Breakage-fusion-bridge (BFB) cycle (also breakage-rejoining-bridge cycle) is a mechanism of chromosomal instability, discovered by Barbara McClintock in the late 1930s.

==Mechanism==
The BFB cycle begins when the end region of a chromosome, called its telomere, breaks off. When that chromosome subsequently replicates it forms two sister chromatids which both lack a telomere. Since telomeres appear at the end of chromatids, and function to prevent their ends from fusing with other chromatids, the lack of a telomere on these two sister chromatids causes them to fuse with one another. During anaphase the sister chromatids will form a bridge where the centromere in one of the sister chromatids will be pulled in one direction of the dividing cell, while the centromere of the other will be pulled in the opposite direction. Being pulled in opposite directions will cause the two sister chromatids to break apart from each other, but not necessarily at the site that they fused. This results in the two daughter cells receiving an uneven chromatid. Since the two resulting chromatids lack telomeres, when they replicate the BFB cycle will repeat, and will continue every subsequent cell division until those chromatids receive a telomere, usually from a different chromatid through the process of translocation.

==Implications in tumors==
The presence of chromosomal aberrations has been demonstrated in every type of malignant tumor. Although BFB cycles are a major source of genome instability, the rearrangement signature predicted by this model is not commonly present in cancer genomes without other chromosome alterations like chromothripsis. BFB cycles and chromothripsis might be mechanistically related. The chromosome bridge formation could trigger a mutational cascade through the accumulation of chromothripsis in each cell division. This mechanism could explain the evolution and subclonal heterogeneity of some human cancers.

==Detection==
Breakage-fusion-bridge creates several identifiable cytogenetic abnormalities, such as anaphase bridges and dicentric chromosomes, which can be seen in progress using methods that have been available for decades. More recent methods, such as microarray hybridization and sequencing technologies, allow to infer evidence of BFB after the process has ceased. Two main types of such evidence are fold-back inversions and segment copy number patterns.
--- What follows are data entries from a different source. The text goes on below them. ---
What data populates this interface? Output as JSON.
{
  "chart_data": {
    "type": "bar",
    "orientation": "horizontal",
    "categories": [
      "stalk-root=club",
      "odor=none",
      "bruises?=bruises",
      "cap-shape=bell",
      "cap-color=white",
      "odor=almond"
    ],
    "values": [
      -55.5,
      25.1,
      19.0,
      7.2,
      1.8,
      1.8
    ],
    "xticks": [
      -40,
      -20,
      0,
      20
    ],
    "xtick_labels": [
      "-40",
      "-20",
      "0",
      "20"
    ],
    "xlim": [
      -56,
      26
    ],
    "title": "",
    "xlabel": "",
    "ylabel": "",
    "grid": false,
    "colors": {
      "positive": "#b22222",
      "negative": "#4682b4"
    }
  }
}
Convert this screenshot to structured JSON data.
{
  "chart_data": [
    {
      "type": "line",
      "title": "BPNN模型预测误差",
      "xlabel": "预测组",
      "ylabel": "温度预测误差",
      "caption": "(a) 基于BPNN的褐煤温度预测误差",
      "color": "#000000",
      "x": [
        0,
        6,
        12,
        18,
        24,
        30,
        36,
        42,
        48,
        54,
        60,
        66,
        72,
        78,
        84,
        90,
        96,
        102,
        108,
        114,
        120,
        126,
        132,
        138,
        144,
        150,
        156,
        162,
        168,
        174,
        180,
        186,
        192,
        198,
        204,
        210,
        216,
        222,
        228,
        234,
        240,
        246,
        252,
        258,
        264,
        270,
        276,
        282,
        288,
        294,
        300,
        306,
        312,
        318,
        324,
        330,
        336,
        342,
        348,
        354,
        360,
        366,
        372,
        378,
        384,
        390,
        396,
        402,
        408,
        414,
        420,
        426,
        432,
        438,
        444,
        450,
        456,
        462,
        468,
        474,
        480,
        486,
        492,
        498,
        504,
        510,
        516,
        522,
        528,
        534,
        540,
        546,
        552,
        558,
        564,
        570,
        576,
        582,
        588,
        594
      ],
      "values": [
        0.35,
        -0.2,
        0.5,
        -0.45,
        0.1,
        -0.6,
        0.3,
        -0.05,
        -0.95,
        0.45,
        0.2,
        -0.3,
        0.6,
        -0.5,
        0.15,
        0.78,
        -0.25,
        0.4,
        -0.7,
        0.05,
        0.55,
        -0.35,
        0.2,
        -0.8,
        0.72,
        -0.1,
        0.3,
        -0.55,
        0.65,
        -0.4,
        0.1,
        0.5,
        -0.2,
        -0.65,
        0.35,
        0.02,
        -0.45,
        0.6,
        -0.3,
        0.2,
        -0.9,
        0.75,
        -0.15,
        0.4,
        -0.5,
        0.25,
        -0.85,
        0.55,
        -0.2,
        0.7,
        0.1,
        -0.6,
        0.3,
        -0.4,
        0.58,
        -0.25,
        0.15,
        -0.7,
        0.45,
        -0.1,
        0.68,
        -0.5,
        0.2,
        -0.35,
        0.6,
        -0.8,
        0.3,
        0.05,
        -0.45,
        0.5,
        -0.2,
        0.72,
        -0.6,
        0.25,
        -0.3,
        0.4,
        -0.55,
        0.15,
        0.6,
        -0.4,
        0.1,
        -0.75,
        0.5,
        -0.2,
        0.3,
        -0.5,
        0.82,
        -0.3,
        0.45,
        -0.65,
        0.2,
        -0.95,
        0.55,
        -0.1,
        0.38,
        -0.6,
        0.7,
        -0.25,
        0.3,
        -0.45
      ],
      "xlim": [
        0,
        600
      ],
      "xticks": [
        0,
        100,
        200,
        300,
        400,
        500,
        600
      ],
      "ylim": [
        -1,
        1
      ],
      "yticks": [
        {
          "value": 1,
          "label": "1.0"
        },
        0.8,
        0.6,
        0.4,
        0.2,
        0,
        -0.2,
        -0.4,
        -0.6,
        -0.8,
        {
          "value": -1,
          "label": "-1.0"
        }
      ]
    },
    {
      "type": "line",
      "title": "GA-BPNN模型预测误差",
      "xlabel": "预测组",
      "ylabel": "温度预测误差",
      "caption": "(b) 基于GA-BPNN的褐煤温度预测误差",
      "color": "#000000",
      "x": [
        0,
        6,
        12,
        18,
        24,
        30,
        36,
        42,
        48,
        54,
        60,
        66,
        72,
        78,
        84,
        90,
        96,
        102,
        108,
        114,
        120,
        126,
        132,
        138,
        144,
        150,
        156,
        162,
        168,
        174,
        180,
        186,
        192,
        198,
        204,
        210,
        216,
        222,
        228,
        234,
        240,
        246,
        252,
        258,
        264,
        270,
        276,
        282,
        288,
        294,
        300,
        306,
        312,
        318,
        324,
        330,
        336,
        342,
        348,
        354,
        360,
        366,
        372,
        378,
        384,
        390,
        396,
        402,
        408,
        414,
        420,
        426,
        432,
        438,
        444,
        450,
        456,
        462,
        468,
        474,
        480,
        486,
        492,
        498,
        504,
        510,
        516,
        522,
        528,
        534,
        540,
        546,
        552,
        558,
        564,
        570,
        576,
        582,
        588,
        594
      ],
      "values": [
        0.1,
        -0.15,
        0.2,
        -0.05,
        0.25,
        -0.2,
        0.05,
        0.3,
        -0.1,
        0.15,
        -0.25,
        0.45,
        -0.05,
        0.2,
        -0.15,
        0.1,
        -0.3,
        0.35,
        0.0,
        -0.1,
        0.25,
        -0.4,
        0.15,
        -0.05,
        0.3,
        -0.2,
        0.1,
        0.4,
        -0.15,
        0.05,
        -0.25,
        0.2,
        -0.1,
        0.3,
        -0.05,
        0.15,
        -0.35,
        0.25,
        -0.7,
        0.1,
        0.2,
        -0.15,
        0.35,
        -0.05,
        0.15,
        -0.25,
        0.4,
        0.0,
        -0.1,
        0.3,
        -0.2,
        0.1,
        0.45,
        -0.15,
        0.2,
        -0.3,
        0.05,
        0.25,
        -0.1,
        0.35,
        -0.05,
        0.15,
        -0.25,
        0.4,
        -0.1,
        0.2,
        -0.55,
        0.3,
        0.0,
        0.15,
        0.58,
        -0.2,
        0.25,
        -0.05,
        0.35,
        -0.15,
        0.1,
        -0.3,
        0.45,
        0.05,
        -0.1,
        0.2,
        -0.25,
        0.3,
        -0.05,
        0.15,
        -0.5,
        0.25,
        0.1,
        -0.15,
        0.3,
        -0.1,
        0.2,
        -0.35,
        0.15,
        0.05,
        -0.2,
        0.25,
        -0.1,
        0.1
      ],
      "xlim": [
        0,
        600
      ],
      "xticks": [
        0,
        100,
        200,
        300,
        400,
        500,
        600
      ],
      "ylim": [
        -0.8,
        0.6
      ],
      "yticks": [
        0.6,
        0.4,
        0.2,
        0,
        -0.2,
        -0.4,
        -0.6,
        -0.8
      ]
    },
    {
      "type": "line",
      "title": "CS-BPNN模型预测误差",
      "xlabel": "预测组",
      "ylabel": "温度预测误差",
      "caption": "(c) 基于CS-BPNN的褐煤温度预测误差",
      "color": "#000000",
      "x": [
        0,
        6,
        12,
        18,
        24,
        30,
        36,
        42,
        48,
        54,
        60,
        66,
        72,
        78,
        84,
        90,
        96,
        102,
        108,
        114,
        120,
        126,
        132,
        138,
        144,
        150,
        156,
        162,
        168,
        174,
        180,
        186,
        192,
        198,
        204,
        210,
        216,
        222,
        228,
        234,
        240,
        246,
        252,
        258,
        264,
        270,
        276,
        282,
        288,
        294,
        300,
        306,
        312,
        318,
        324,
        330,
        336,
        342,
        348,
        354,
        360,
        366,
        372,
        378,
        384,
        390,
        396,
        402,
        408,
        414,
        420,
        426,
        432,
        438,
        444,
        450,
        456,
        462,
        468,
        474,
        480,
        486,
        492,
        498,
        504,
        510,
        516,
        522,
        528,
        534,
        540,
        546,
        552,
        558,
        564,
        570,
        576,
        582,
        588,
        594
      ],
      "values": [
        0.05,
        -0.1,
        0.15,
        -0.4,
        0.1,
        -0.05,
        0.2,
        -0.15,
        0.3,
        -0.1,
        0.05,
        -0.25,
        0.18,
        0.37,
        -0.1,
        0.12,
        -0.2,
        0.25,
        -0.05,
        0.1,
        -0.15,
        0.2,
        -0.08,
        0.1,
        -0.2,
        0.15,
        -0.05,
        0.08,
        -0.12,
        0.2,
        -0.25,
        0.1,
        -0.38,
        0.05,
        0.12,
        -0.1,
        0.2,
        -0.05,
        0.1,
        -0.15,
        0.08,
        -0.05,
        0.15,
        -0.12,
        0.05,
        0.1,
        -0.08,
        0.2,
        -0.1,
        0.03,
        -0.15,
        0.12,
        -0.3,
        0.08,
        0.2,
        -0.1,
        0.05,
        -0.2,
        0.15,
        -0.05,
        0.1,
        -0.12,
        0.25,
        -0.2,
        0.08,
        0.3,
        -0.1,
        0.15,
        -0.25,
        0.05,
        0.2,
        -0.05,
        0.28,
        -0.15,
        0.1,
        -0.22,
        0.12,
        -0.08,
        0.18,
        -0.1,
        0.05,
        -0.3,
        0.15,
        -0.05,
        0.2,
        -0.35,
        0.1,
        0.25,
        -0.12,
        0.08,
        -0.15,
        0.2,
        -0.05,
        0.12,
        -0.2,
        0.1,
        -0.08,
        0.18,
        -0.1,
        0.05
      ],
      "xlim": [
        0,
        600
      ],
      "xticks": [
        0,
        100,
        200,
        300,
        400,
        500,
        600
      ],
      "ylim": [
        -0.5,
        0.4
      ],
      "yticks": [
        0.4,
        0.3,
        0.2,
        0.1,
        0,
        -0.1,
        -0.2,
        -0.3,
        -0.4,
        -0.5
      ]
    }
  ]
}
Fold-back inversions are chimeric sequences that span head-to-head arrangements of inverted tandem-duplicated segments, and are expected to appear in BFB modified genomes. In addition, BFB induces amplification of segments of the original genome, where the number of repeats of each segment in the rearranged genome can be experimentally measured. Whilst the number of possible copy number patterns (each pattern a segmentation of the original genome and corresponding segment counts) is large, testing whether a given copy number pattern was produced by BFB can be efficiently decided computationally. While other genome instability mechanisms may also induce fold-back inversions and relatively short BFB-like copy number patterns, it is unlikely that such mechanisms will induce sufficiently long copy number patterns coupled with significant presence of fold-back inversions, and therefore when such evidence are observed they are considered to be indicative of BFB.